# 140 Oceanic show



## igorstshirts.com

Hey,
My first post on thi sforum... I think. Here are a few pics of My discus. My first try at them... I still have all four that I bought three years ago. Yeah! One does have foggy eye that keeps going away and back again. The rest look nice albeit, pros tell me they are pale in color. Oh well, they seem happy!


----------



## igorstshirts.com

*A little design work on my part!*


----------



## igorstshirts.com

*Macro shot of red melon*


----------



## igorstshirts.com




----------



## igorstshirts.com

*Another macro shot*


----------



## ALFA WOLF

wow those are big pictures but nice fish.


----------



## fishfreaks

wow, very nice. shaggy can you resize these? mayb theyll look even better!


----------



## Lisachromis

Yeah, it's a bit tough to see the whole pics the way they are atm. A bit smaller should help!


----------



## shev

is that a speaker directly behind the tank?

good lookin discus.


----------



## igorstshirts.com

Hey,
Sorry for the big pics. I run a 1600 by 1200 monitor, so these seem to fit within that, but... I had them on the server already at that size so it was very easy to link. I hope it is okay this way.

shev,
those are surround speakers up top. I would liked to have had them wider but the room is too small. There is a reflection of a speaker on the tank itself from the front part of the ent. system. 
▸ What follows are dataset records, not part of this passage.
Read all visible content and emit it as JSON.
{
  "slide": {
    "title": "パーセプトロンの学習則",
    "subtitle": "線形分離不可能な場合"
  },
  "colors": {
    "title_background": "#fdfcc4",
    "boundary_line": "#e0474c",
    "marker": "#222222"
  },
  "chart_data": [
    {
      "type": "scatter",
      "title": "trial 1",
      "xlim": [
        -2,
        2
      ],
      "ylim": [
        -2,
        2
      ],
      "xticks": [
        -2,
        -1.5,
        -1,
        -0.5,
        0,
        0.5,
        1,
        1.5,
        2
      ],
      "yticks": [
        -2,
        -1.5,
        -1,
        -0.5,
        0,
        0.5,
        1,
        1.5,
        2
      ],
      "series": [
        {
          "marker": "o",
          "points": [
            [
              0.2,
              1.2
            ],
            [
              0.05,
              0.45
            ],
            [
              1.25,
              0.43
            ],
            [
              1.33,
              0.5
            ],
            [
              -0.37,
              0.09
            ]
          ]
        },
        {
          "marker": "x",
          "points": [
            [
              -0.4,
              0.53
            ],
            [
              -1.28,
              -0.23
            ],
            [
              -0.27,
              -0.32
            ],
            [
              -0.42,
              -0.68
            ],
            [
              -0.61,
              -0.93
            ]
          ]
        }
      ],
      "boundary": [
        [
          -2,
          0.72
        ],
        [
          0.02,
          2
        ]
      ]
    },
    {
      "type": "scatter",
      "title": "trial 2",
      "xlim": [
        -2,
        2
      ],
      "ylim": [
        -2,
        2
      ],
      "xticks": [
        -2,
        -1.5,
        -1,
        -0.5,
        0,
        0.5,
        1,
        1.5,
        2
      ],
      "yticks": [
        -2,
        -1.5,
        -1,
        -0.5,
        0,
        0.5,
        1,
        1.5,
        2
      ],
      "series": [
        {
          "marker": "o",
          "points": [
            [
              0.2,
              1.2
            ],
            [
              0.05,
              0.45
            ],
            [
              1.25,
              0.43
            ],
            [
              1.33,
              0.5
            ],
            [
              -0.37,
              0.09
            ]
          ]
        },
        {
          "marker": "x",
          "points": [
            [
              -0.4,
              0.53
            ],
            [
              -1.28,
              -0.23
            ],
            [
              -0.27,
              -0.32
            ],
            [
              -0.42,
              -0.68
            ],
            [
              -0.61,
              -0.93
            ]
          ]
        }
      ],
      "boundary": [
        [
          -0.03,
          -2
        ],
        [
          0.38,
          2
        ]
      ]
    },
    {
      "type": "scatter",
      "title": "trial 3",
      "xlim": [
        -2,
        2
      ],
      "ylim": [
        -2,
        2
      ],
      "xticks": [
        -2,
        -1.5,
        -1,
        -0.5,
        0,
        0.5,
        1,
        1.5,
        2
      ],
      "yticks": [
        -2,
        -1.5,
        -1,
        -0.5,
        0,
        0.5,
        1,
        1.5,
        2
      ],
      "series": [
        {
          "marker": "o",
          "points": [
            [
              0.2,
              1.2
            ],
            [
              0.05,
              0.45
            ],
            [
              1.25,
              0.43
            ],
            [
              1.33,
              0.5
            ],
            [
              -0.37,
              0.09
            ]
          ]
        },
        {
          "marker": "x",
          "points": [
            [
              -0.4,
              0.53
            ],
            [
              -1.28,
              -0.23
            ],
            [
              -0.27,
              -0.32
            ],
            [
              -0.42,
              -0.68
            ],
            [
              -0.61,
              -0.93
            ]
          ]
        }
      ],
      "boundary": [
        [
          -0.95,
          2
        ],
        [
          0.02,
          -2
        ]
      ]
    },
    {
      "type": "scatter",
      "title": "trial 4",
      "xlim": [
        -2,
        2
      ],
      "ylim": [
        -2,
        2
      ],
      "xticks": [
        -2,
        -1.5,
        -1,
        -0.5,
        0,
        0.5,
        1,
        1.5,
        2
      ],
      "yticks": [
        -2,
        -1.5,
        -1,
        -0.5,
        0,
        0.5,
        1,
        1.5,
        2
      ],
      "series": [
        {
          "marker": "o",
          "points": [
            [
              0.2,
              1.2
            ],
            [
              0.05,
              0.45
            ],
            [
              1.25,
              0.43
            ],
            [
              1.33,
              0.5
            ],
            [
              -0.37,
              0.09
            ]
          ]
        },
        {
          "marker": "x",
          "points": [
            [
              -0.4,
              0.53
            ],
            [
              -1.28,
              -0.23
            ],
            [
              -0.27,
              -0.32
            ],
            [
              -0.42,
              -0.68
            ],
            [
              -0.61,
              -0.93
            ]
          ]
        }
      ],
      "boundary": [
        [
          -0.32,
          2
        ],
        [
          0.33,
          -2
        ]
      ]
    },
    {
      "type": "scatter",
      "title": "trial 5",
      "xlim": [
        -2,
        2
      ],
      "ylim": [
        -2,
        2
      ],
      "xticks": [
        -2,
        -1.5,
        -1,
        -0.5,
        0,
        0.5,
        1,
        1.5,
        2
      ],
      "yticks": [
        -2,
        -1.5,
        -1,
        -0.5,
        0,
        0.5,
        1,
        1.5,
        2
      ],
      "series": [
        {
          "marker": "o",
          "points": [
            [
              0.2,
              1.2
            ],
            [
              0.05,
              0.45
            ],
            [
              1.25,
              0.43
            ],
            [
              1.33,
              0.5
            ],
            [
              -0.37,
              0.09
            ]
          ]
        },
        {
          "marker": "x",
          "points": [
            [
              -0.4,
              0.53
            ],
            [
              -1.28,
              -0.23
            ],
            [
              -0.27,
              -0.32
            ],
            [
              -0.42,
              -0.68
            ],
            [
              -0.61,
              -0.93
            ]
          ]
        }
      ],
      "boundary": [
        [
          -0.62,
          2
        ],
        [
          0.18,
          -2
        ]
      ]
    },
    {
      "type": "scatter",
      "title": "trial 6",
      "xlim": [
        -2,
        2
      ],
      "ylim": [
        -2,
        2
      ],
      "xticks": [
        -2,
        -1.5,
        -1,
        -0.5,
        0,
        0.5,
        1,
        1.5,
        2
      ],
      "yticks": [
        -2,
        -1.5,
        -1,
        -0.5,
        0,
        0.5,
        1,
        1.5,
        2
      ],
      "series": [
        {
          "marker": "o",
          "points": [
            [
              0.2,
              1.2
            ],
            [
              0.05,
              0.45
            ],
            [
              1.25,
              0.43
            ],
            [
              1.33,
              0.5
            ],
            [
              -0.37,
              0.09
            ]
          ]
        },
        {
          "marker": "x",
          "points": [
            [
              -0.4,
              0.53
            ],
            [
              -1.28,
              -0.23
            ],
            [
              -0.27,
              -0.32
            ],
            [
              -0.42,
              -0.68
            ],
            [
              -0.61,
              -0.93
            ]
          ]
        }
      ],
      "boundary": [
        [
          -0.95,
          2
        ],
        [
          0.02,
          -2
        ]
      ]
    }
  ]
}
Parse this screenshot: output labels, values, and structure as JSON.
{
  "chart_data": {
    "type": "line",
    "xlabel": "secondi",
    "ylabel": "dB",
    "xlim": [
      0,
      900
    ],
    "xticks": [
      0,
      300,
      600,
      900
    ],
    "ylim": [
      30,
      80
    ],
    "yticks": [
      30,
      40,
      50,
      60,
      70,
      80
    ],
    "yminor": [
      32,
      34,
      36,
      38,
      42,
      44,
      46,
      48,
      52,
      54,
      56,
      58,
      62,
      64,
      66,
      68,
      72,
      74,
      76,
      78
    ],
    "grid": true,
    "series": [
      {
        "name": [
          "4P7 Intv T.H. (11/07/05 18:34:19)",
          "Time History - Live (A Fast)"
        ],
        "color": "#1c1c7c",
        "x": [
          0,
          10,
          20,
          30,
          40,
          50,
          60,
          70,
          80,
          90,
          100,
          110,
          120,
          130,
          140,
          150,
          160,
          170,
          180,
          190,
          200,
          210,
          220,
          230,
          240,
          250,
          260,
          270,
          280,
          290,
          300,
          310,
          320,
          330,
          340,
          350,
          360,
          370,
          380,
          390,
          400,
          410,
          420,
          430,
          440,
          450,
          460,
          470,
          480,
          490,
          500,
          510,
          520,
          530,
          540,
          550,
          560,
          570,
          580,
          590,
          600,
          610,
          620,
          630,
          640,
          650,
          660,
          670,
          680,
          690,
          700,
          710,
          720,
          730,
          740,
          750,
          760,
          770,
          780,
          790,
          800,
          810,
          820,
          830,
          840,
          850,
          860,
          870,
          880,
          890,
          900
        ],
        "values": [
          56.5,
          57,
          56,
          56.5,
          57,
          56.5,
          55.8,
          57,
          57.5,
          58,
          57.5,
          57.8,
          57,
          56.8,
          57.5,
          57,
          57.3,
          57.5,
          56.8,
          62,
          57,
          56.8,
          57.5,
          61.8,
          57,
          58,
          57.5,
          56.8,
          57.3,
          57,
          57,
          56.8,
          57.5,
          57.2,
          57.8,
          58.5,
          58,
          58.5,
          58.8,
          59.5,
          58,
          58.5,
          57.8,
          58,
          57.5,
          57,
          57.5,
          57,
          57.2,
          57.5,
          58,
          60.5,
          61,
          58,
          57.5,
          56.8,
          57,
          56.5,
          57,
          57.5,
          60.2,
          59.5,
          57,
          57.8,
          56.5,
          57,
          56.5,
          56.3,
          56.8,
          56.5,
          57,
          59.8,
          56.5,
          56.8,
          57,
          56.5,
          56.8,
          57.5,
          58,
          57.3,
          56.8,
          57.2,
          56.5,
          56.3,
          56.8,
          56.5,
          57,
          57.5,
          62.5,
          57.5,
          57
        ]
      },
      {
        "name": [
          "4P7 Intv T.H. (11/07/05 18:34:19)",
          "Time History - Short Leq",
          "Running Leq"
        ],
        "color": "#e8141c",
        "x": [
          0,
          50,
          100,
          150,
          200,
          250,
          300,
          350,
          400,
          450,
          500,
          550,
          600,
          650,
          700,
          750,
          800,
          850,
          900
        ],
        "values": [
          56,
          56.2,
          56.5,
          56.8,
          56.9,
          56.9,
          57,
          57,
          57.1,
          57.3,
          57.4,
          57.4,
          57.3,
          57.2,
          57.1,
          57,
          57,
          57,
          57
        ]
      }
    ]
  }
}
Thanks again for viewing... I will try try to be a contributing member when time permits. Thanks! :fish:


----------



## Lexus

Wow beautiful!!! I agree though too big of pictures!


----------



## euRasian32

Nice looking fish.

I like the metal pipework designs. The snowboard is a nice touch too.


----------



## fish_doc

My what a big eye they have. LOL

They are nice looking fish you have there.


----------



## aquatik

nice lighting.


----------



## igorstshirts.com

Thnks alot you guys. I am going for a more industrial semi-inexpensive method to my building... I might post the front of the room when finished... Though, I guess that does not have much to do with fishes. t:


----------